Burke, who majored in history at Cal State Long Beach in the '70s, said her only previous writing experience was writing song lyrics, a screenplay and several short stories--all written "primarily for my own amusement or to pass around to my friends."

After her nightclub inspiration--and "gentle but persistent encouragement" from her husband--Burke "went home and wrote a first chapter. When I reached the end of it, I did at that point what a lot of new writers do: I got scared and said, 'Who do I think I am? I'm no Hemingway.' "

She said she overcame her self-consciousness after deciding to write the kind of entertaining mystery she enjoys reading, and then by simply telling the story.
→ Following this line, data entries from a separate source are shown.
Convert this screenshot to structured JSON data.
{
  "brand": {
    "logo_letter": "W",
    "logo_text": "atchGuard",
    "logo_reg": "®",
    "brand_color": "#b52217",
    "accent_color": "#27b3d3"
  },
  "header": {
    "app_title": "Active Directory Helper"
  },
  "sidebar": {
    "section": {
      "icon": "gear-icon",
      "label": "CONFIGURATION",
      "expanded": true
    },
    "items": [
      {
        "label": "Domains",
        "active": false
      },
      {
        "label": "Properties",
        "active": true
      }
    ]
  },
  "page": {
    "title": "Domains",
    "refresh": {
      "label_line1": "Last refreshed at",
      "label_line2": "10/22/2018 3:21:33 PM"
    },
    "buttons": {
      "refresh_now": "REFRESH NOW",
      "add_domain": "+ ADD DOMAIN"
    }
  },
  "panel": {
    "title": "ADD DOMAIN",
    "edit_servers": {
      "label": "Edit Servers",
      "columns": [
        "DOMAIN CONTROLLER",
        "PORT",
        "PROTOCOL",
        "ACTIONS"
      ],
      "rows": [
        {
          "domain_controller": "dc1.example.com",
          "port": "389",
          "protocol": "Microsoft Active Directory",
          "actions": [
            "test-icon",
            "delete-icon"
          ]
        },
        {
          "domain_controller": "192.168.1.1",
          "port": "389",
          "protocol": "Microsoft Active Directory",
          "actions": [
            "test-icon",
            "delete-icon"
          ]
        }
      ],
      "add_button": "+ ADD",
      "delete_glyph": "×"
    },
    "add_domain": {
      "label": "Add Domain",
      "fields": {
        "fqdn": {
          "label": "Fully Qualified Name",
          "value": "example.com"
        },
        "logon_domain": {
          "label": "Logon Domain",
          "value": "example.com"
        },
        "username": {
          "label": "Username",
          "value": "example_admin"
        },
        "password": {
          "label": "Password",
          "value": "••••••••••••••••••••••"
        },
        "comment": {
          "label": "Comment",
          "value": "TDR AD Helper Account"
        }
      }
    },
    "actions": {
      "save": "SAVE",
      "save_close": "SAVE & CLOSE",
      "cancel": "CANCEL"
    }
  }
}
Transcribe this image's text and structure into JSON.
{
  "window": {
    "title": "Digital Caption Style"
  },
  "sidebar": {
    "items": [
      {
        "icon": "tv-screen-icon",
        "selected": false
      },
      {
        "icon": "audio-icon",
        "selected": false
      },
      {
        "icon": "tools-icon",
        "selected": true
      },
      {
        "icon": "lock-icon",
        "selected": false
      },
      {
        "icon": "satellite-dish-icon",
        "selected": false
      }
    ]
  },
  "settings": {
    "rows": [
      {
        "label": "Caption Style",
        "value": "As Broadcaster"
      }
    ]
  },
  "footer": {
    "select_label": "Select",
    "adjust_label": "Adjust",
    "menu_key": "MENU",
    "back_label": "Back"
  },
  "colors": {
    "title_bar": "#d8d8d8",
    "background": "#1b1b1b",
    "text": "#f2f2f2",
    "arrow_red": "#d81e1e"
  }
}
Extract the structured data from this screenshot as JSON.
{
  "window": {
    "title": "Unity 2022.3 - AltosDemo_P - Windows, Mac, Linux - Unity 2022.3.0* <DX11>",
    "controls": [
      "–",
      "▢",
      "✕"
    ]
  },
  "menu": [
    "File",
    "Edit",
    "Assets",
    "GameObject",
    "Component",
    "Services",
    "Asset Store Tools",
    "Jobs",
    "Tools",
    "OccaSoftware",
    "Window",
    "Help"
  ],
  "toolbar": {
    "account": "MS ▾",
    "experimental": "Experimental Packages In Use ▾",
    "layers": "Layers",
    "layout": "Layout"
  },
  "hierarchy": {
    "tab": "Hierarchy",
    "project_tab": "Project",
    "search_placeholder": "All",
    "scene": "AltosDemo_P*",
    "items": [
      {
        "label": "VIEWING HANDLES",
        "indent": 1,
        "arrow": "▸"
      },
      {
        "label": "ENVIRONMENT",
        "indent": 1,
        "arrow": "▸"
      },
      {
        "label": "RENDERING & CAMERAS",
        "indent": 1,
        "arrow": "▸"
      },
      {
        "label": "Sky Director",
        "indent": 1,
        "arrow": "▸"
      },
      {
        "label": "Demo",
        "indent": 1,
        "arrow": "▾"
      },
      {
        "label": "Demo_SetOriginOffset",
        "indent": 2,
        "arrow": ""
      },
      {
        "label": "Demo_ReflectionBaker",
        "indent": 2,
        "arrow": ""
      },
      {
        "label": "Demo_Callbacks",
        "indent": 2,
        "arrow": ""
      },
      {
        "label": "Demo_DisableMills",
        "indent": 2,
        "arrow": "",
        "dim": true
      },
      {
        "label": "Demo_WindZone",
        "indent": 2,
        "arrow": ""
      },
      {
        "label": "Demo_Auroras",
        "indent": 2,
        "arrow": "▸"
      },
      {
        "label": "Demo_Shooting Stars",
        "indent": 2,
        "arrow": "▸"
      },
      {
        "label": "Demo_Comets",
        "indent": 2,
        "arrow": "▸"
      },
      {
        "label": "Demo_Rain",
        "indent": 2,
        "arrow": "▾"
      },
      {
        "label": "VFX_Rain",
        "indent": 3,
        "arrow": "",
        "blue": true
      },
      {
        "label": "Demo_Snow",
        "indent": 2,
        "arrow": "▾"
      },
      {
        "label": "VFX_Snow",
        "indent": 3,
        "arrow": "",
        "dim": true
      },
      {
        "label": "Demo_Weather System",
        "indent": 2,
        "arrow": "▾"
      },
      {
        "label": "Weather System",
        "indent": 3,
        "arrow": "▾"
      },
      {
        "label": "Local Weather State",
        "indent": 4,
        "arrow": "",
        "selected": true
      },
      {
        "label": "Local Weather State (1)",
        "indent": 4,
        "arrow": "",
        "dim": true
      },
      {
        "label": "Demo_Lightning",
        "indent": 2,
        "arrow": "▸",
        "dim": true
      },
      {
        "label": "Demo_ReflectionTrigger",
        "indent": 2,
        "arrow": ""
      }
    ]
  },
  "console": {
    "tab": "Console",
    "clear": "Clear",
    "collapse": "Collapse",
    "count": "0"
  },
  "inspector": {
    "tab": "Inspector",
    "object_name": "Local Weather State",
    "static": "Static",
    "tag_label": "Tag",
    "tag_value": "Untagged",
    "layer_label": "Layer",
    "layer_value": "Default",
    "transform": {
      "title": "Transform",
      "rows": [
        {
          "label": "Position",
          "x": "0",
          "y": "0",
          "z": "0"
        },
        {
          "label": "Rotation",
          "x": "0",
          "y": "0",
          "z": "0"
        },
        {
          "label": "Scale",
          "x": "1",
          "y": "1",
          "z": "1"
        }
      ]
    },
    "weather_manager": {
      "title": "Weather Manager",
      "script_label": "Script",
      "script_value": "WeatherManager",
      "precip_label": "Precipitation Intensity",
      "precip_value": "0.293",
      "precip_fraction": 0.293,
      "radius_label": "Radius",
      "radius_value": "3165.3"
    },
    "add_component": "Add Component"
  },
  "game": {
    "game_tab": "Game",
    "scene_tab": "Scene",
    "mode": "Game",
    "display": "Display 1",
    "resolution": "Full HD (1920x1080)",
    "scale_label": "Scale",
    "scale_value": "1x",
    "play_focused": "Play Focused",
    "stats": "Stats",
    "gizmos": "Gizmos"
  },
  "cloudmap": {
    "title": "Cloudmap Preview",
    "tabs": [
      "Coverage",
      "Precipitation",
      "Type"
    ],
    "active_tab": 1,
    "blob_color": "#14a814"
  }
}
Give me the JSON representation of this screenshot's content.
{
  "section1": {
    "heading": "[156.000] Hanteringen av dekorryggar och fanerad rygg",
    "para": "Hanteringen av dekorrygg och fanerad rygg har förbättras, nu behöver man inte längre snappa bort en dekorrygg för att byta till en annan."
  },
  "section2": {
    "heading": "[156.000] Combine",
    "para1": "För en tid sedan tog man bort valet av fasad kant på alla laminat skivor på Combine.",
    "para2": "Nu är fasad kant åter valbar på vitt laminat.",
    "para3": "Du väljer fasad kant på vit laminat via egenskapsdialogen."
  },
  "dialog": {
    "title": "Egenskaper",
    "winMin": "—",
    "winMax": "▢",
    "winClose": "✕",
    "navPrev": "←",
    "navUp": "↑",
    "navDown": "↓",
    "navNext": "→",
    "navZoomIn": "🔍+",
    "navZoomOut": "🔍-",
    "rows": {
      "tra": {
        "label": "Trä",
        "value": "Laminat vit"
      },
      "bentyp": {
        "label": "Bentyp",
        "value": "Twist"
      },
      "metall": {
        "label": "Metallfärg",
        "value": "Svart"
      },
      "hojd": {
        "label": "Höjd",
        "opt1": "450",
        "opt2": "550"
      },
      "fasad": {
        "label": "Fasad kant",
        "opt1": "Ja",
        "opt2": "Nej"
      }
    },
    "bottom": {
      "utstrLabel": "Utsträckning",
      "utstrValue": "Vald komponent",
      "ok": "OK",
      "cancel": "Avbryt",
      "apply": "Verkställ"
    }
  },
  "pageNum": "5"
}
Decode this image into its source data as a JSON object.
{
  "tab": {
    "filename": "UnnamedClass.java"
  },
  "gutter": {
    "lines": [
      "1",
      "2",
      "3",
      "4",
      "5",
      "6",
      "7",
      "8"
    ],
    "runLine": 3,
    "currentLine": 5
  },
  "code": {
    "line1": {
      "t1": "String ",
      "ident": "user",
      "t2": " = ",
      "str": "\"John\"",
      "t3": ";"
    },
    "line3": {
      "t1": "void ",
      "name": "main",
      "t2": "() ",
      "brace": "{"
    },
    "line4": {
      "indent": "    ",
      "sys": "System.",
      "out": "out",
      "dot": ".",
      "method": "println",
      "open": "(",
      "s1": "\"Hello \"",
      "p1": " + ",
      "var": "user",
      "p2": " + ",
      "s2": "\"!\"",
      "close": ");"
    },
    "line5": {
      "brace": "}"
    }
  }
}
After taking time out to do research on law enforcement, the 1950s era of the Handless Hannah murder, and fluoride (one of the keys to solving the Hannah mystery), Burke would come home from work and spend her evenings writing until past midnight.

"Once I got going," she said, "it probably took me about eight months to write."

It helped, she acknowledges, that she had previously taken a screenwriting class and a short story class at Cal State Long Beach.

"I think each in their way helped me," she said. "Screenwriting is good because people need to visualize what you're talking about. I think 'Goodnight, Irene' ended up being a fairly visual book because of that."

And, she said, the short story class was helpful "in some of the more traditional ways, just in terms of helping get past some of the clumsiness I may have had in my writing before then and in short stories you have to get your ideas across quickly."

If Burke wrote her first novel relatively quickly, the speed with which she sold the book will probably put her on fledgling first-time novelists' "hit lists," she said jokingly.

It seems she sent her completed manuscript to a woman--the daughter of some friends of her husband's parents--who works in the advertising department at Simon & Schuster.